As shoppers scramble to find last minute gifts, many consumers have rushed to stores to return items that they already find too big, too small, the wrong color or the wrong gift.
Similarly, a survey taken by Western Union taken last year found that 75 percent of Americans claimed to have lied at least once about liking a gift that they really did not like.
Faced with the predicament of a return-heavy culture, what are shoppers supposed to buy their friends, family and co-workers?
Here are the five worst Christmas gift ideas and the most often returned items.
Shy away from clothing purchases this year. It is nearly impossible to buy clothing for another person. What color should you buy? What size? What style? What brand? 74 percent of respondents in a survey taken by Pr-inside.com said they returned clothing and 62 percent returned clothing and shoes in a survey conducted by MarketTools.
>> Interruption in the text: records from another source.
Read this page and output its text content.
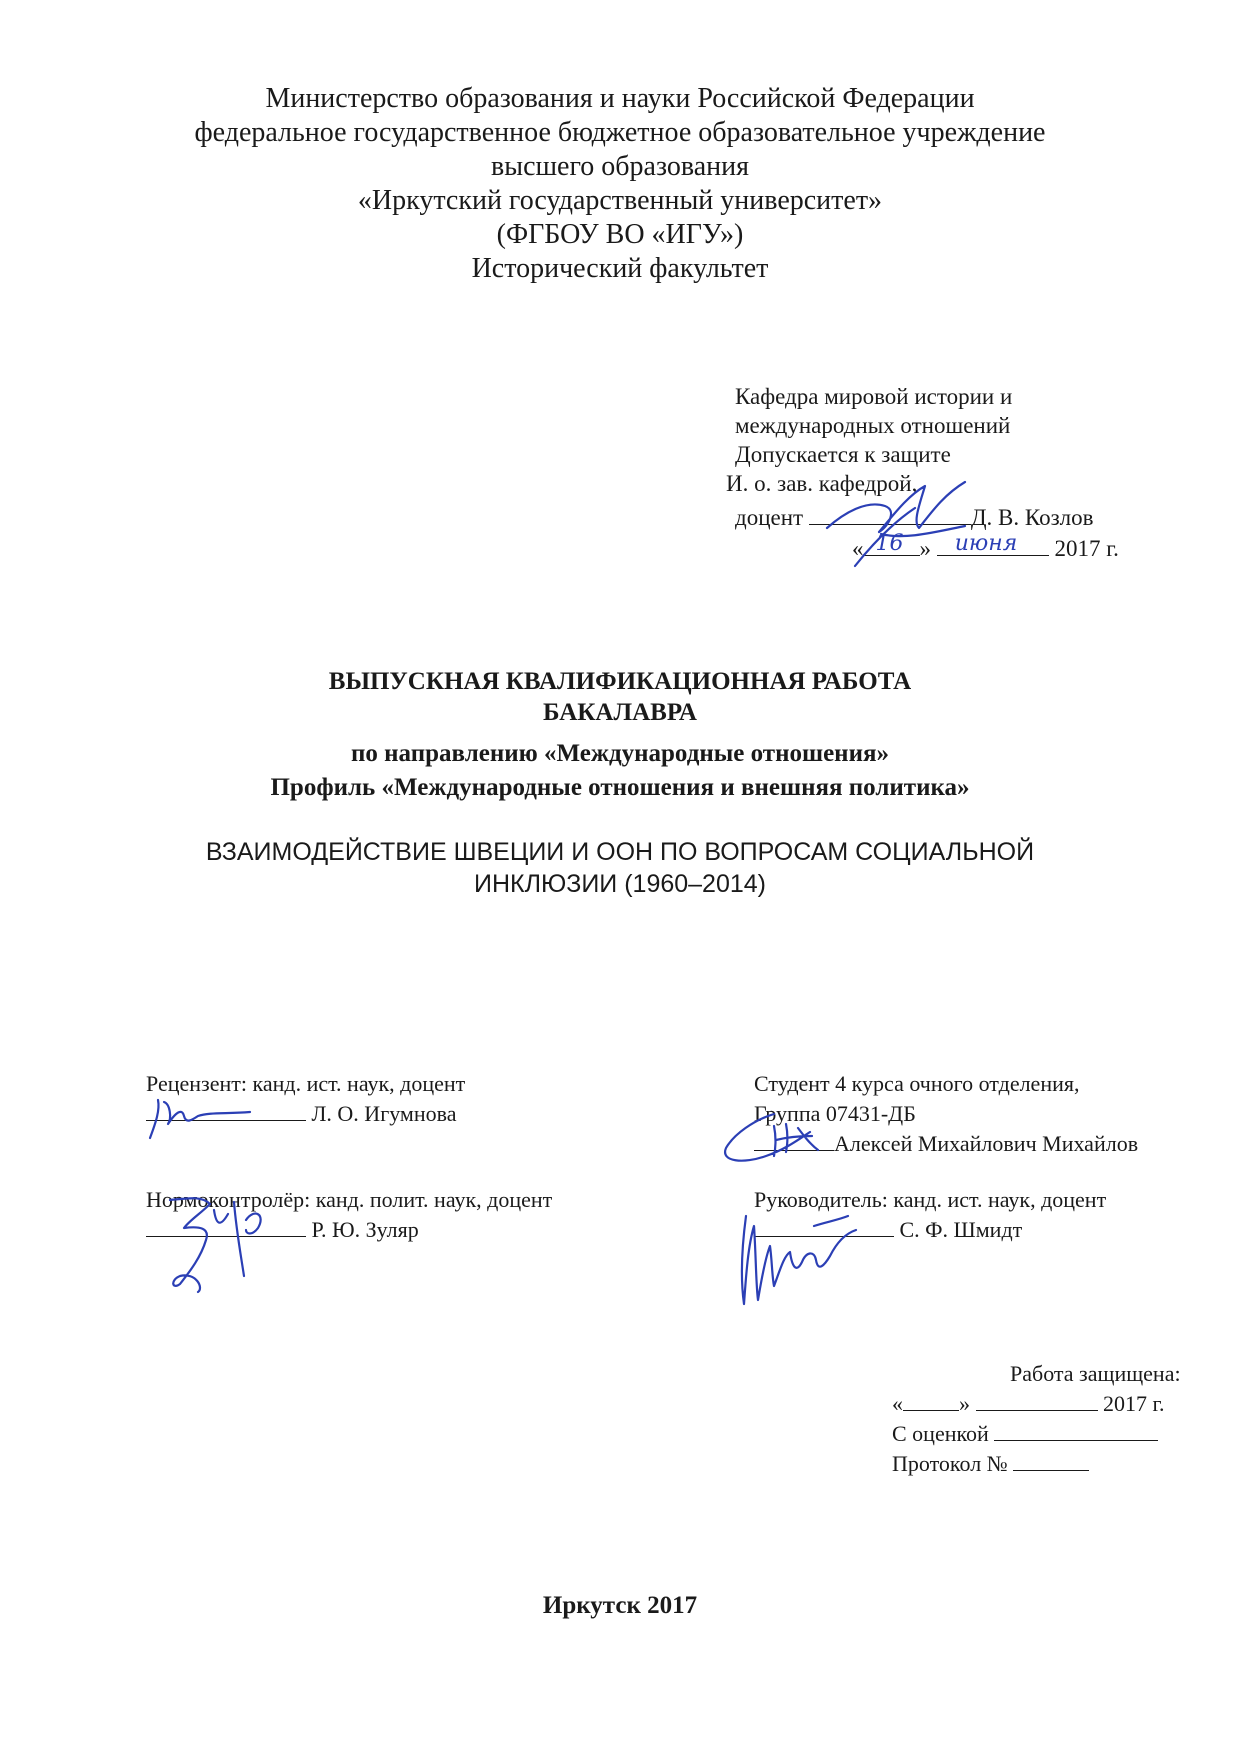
Министерство образования и науки Российской Федерации
федеральное государственное бюджетное образовательное учреждение
высшего образования
«Иркутский государственный университет»
(ФГБОУ ВО «ИГУ»)
Исторический факультет
Кафедра мировой истории и
международных отношений
Допускается к защите
И. о. зав. кафедрой,
доцент	Д. В. Козлов
« 16 » июня 2017 г.
ВЫПУСКНАЯ КВАЛИФИКАЦИОННАЯ РАБОТА
БАКАЛАВРА
по направлению «Международные отношения»
Профиль «Международные отношения и внешняя политика»
ВЗАИМОДЕЙСТВИЕ ШВЕЦИИ И ООН ПО ВОПРОСАМ СОЦИАЛЬНОЙ
ИНКЛЮЗИИ (1960–2014)
Рецензент: канд. ист. наук, доцент
Л. О. Игумнова
Нормоконтролёр: канд. полит. наук, доцент
Р. Ю. Зуляр
Студент 4 курса очного отделения,
Группа 07431-ДБ
Алексей Михайлович Михайлов
Руководитель: канд. ист. наук, доцент
С. Ф. Шмидт
Работа защищена:
«	»	2017 г.
С оценкой
Протокол №
Иркутск 2017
2. Home items, toys, games and hobbies
Gift receivers tend not to like presents that are not exactly what they want. Home items, toys, games and hobbies are usually difficult to buy if they are not quite right. Eleven percent of respondents told Pr-inside.com they would return items purchased for their home. Sixteen percent in the MarketTools survey said they returned toys, games and hobbies and 13 percent said they would return kitchen and bath supplies.
3. Beauty items and perfumes
What do you buy for a girl who has everything? Apparently not beauty items or perfumes. Eight percent of respondents said beauty items and perfumes would be returned in the Pr poll while 10 percent concurred in the MarketTools survey.
4. Consumer electronics
Although consumer electronics are usually a popular gift for Christmas, 5 percent said they would return electronics in the Pr survey, while 14 percent said they would in the MarketTools poll.
5. Jewelry and watches
While close friends and family members may exchange jewelry and watches, it might not be the best gift idea. Two percent said they would return jewelry and watches in the Pr poll and 10 percent said they would in the MarketTools survey.